Полюбились нам и прибывшие чуть позже отличные ребята, хорошие летчики лейтенанты Борис Горьков и Василий Гриценюк. Первый - невысокого роста, улыбчивый крепыш. Он подкупал всех своей искренностью и задушевностью. Второй обладал замечательным голосом, на досуге часто пел украинские песни, и они всегда брали нас за сердце.
Первая эскадрилья славилась в полку своими техниками и механиками. Это были прямо-таки асы своего дела. Им ничего не стоило за ночь восстановить, ввести в строй изрешеченную пулями машину. Выделялся среди всех 43-летний мастер по вооружению старшина Федор Павлович Анискин. Его называли уважительно "дед". До войны он был председателем колхоза в Белоруссии, воевал в пехоте: заслужил орден Красной Звезды и после ранения попал к нам.

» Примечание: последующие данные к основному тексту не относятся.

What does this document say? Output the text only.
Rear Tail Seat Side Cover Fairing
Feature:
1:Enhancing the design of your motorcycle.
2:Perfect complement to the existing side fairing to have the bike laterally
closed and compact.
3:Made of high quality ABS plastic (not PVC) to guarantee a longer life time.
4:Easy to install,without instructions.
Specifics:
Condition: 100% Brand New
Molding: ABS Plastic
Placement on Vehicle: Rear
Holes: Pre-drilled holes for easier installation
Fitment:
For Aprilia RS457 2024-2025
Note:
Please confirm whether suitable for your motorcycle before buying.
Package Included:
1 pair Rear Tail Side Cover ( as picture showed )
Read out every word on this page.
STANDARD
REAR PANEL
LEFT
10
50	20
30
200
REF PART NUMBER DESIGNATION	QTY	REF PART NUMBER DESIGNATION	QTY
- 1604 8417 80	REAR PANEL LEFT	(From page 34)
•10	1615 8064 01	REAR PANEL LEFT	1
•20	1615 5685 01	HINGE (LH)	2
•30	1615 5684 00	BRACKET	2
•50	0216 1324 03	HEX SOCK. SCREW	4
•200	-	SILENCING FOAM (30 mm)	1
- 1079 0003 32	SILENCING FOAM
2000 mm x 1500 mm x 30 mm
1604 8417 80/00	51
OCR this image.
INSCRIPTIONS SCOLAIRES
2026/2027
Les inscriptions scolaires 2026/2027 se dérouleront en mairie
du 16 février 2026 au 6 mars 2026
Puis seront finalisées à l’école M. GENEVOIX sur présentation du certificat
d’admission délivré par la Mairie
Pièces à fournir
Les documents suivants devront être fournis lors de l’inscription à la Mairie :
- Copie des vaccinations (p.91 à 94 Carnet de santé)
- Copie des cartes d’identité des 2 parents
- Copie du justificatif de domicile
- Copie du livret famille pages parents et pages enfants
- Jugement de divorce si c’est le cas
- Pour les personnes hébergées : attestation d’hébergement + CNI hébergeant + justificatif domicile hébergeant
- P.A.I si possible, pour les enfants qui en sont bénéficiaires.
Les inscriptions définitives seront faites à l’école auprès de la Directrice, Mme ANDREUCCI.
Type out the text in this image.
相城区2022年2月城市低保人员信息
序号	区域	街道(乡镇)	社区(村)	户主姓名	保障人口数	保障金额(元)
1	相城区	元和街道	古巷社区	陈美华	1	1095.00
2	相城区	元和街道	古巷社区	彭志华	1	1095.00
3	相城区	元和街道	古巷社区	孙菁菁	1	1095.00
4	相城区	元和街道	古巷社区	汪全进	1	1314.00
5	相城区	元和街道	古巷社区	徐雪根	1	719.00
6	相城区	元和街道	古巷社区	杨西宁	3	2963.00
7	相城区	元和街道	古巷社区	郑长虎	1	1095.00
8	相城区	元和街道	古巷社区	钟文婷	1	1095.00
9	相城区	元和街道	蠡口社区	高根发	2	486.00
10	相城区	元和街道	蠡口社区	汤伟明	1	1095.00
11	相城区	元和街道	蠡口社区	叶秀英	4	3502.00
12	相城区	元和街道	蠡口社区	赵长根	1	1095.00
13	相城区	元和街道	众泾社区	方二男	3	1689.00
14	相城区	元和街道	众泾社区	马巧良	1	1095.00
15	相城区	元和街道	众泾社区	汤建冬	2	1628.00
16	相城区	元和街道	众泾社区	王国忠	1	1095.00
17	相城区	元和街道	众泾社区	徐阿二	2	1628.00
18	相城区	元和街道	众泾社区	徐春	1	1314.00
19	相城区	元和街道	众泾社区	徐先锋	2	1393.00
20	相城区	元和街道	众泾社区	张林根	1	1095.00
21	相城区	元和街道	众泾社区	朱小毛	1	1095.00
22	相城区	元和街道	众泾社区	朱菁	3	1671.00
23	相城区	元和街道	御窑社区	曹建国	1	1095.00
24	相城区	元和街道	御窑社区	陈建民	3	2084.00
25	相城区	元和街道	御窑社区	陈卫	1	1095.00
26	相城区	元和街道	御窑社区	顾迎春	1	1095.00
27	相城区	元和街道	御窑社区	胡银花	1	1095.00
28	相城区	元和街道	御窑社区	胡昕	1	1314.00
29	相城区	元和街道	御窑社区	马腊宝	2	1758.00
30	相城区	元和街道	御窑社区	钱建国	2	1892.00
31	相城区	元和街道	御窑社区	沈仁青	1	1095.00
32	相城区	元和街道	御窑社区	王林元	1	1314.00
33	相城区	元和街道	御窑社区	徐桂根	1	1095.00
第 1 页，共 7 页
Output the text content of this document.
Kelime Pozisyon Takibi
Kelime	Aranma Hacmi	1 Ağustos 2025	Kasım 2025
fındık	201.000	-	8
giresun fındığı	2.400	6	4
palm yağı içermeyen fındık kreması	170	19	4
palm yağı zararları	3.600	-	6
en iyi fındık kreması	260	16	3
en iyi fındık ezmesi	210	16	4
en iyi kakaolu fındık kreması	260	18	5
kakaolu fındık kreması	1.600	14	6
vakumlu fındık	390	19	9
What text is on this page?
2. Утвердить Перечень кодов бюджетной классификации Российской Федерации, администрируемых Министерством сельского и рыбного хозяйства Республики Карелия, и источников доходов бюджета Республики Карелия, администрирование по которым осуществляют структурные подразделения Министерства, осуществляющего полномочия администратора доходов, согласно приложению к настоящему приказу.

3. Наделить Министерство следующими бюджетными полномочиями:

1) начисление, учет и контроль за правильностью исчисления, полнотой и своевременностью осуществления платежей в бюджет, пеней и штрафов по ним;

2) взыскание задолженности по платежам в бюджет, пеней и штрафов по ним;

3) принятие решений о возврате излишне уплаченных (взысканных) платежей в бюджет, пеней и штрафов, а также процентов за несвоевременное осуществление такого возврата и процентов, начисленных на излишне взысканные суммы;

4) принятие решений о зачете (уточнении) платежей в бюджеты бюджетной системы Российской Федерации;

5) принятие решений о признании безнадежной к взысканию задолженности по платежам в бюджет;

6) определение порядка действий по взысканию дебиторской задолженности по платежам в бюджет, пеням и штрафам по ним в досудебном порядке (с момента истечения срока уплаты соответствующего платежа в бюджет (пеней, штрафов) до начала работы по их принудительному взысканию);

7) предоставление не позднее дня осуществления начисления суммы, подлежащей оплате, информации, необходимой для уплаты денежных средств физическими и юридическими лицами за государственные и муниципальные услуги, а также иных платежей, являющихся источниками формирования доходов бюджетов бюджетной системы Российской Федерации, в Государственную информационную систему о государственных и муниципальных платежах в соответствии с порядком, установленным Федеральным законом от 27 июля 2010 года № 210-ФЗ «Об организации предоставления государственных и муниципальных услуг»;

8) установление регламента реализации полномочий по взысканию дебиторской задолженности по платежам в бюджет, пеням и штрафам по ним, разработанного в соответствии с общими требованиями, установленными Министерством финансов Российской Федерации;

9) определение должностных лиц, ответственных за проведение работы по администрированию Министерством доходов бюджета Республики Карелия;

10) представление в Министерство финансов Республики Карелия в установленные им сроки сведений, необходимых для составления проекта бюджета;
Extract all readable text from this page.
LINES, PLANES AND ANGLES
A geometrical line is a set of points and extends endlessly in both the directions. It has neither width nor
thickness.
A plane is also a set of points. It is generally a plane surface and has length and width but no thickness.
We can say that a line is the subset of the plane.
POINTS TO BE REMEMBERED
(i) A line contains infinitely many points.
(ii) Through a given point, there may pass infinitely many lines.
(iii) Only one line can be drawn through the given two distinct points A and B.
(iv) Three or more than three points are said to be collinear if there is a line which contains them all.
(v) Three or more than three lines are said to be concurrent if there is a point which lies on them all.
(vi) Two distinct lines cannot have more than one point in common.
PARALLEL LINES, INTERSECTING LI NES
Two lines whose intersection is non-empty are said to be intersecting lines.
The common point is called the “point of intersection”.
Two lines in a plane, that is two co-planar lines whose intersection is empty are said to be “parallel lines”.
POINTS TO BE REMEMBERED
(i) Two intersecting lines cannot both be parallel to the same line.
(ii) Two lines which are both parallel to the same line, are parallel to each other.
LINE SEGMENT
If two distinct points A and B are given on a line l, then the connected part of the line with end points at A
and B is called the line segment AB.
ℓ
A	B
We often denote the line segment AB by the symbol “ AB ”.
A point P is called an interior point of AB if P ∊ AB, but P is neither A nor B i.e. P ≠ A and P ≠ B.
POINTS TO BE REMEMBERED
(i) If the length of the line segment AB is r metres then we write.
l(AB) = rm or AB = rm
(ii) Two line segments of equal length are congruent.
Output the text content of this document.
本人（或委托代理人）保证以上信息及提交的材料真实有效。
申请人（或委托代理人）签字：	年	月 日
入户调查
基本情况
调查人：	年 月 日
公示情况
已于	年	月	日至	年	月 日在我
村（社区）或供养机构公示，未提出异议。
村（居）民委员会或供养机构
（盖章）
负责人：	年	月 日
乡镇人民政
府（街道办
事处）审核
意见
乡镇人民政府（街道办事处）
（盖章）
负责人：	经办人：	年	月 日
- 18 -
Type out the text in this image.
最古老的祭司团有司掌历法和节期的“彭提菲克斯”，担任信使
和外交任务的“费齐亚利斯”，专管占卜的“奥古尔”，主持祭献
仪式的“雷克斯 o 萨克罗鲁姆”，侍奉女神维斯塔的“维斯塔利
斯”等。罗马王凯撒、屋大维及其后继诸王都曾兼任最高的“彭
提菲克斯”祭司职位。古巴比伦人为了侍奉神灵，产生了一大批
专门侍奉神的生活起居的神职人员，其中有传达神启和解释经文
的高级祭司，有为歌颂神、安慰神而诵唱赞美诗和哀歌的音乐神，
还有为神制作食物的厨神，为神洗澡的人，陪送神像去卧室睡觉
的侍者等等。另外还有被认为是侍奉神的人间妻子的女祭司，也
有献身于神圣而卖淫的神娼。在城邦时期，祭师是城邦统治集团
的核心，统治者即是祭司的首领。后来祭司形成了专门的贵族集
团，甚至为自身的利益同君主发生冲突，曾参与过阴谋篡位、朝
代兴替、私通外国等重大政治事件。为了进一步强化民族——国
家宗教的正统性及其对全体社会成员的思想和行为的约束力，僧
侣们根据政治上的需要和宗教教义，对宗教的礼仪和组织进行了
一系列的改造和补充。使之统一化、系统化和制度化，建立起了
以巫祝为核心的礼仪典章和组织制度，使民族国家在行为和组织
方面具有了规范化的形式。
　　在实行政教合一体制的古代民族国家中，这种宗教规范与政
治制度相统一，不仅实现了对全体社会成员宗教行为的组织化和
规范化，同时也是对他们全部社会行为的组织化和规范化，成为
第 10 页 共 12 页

Его организаторские навыки очень пригодились. Эскадрилья - хозяйство сложное. Надо подумать о размещении, питании людей, о бане, стирке, сушилке. Особую заботу проявить о девушках, которые находились с нами в одном боевом строю. Все это отлично понимал наш "дед" и умел наладить эскадрильский быт. Видя его незаурядные хозяйственные способности, я назначил его своим ординарцем, и стал он у нас своеобразным начальником тыла. Хорошо, когда в эскадрилье есть такой человек!
Учиться у него сметке и находчивости присылали своих хозяйственников даже командиры соседних эскадрилий - капитан Николай Горбунов и майор Дмитрий Кравцов. Оно и понятно: никто ведь не учил нас организации быта и отдыха. А на войне это далеко не второстепенное дело.
Я попал в полк с большими боевыми традициями, это ко многому обязывало. Онуфриенко, Краснова, Горбунова, Кравцова и других летчиков знала вся армия. Об их подвигах рассказывала армейская газета "Защитник Отечества". Я хорошо знал, на что способны эти люди, как много можно у них перенять. Не стесняясь, шел за советами к Горбунову и Кравцову, поучиться боевому мастерству - к Онуфриенко и Краснову. Правда, появилась у меня одна особенность: раньше все, что слышал от бывалых бойцов, брал на вооружение. А сейчас их опыт подвергал критическому анализу, отбирал из него только самое полезное, поучительное. Все как бы просеивалось сквозь сито моего собственного опыта. Видимо, наступала та боевая зрелость, когда ты уже способен сам решать, что тебе нужно, а что нет.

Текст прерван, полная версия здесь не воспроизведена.